Letting Trafficked Kids Know: Someone Cares About You
Those kinds of numbers, says McKinley, only reinforce what traffickers tell those they control: no one cares about you and/or no one can help you. "The more that we find these kids and don't have a place for them to get healing, the more they're not going to trust us," she says.
Brooke Crowder is the "mind" behind the Refuge. After working with survivors internationally, she came to Austin in 2010 and was amazed to find no organization that was focused on child survivors. "I kept saying, 'why are we not doing this?'" she told CBN News, "and then it became 'why am I not doing this?'"
Crowder says there's many reasons that more places of care don't exist. "It's just an issue we don't really want to talk about," she said, "It's dark. It's hard to hear about."
It's also complicated with survivors having to process trauma that is comparable to PTSD. "It's a pretty complex response that's required," said Crowder, "It's also quite costly and there's really not a model out there that people can say 'ok, we'll build this here.'"
The Refuge model keeps the price down. It builds strategic partnerships with those already helping young people. "We're not bearing the cost of our on-site charter school—the University of Texas is doing that," explains Crowder, "We're not bearing the cost of the medical care. We're partnering with a federally qualified health care clinic."
Each survivor at the Refuge will received a customized care plan provided by a staff that's committed to Christ. Cottage chapels will be offered for survivors to have personal time to reflect and pray but the Refuge says it will not force religious beliefs on anyone and will welcome all survivors, regardless of their faith background.
Providing Safety and Community
Crowder hopes the 50-acre rural setting outside of Austin will provide both a sense of safety and a feeling of community that will take away any desire to run. McKinley wishes she would have had such an option. Her first trafficking experience came in elementary school. Later as a teenager, a retired police officer exploited her. "I completely trusted him," said McKinley, "I also desired a father figure so bad that I didn't question anything even though I was afraid."
McKinley and Crowder hope the Refuge will give those in their care the ability and desire to re-learn the very basics of human relationships.

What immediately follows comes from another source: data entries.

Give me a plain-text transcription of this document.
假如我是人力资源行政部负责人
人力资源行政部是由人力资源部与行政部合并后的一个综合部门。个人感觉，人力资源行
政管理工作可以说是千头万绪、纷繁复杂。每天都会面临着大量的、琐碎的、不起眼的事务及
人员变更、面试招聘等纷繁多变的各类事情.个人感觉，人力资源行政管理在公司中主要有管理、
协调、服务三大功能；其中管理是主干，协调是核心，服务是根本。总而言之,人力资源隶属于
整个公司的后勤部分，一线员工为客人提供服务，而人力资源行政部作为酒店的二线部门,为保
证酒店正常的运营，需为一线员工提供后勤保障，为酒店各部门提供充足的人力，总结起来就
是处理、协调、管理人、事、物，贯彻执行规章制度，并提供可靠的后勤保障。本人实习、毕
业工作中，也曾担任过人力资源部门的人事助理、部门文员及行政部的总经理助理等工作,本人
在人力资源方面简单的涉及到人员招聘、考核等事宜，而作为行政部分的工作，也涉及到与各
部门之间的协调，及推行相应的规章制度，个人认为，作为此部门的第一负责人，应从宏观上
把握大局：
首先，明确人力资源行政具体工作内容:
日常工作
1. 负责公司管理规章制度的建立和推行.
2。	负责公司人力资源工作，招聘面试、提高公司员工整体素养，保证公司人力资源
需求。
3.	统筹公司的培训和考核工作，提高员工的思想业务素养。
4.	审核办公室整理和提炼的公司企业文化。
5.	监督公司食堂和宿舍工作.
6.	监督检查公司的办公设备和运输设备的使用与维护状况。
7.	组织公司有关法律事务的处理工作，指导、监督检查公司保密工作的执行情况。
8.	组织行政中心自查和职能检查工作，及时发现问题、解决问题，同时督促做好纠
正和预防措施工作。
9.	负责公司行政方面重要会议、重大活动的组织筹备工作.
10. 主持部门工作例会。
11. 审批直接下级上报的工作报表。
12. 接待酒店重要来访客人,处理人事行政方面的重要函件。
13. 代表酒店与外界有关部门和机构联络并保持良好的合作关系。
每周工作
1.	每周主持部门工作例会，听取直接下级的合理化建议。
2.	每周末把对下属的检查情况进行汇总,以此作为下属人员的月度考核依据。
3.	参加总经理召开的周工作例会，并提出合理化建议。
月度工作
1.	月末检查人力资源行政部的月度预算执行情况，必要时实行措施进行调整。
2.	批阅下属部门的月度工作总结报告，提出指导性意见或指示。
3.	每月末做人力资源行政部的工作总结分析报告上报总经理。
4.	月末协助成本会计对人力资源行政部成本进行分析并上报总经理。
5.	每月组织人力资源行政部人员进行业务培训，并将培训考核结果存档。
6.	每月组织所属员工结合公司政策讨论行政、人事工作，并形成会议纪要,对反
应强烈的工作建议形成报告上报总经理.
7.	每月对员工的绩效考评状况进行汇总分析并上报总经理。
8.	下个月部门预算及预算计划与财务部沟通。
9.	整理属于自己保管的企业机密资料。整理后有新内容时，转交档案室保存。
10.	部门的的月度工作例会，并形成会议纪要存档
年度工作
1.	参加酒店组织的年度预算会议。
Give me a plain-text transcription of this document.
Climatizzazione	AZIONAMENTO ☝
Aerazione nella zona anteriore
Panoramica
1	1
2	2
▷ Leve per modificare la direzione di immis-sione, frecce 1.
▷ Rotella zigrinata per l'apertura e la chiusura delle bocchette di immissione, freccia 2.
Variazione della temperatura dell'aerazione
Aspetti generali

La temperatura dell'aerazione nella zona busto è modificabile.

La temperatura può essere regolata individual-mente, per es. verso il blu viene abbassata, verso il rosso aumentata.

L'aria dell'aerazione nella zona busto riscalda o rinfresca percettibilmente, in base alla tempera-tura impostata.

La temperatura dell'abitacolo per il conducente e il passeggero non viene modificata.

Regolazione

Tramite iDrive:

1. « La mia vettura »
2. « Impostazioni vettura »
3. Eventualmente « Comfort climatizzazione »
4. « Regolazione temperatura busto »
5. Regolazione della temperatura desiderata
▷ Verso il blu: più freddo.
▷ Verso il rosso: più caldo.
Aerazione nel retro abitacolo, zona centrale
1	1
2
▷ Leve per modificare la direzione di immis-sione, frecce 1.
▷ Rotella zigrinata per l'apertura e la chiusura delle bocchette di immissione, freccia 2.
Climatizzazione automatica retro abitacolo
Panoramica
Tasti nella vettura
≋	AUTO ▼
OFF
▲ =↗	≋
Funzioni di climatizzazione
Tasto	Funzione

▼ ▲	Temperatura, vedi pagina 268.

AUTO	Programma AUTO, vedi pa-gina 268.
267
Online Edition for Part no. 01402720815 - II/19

Their biggest goal: helping victims release their shame and understand how to trust again.
"The type of people who buy young adults and children are doctors, police officers, lawyers, teachers," explained McKinley, "if you can imagine trying to process hundreds of rapes. Hundreds of rapes because these girls are being raped 10, 15 times a day, six to seven days a week. Some of them for years. That, it's a lot. And that's why it takes so much. That's why so many people don't take this on. They don't build places like this. Because it's hard."
If the Refuge can get it right in Austin, it would like to replicate its mode in other cities in Texas and other states, in an attempt to provide care for the thousands of children who so desperately need it.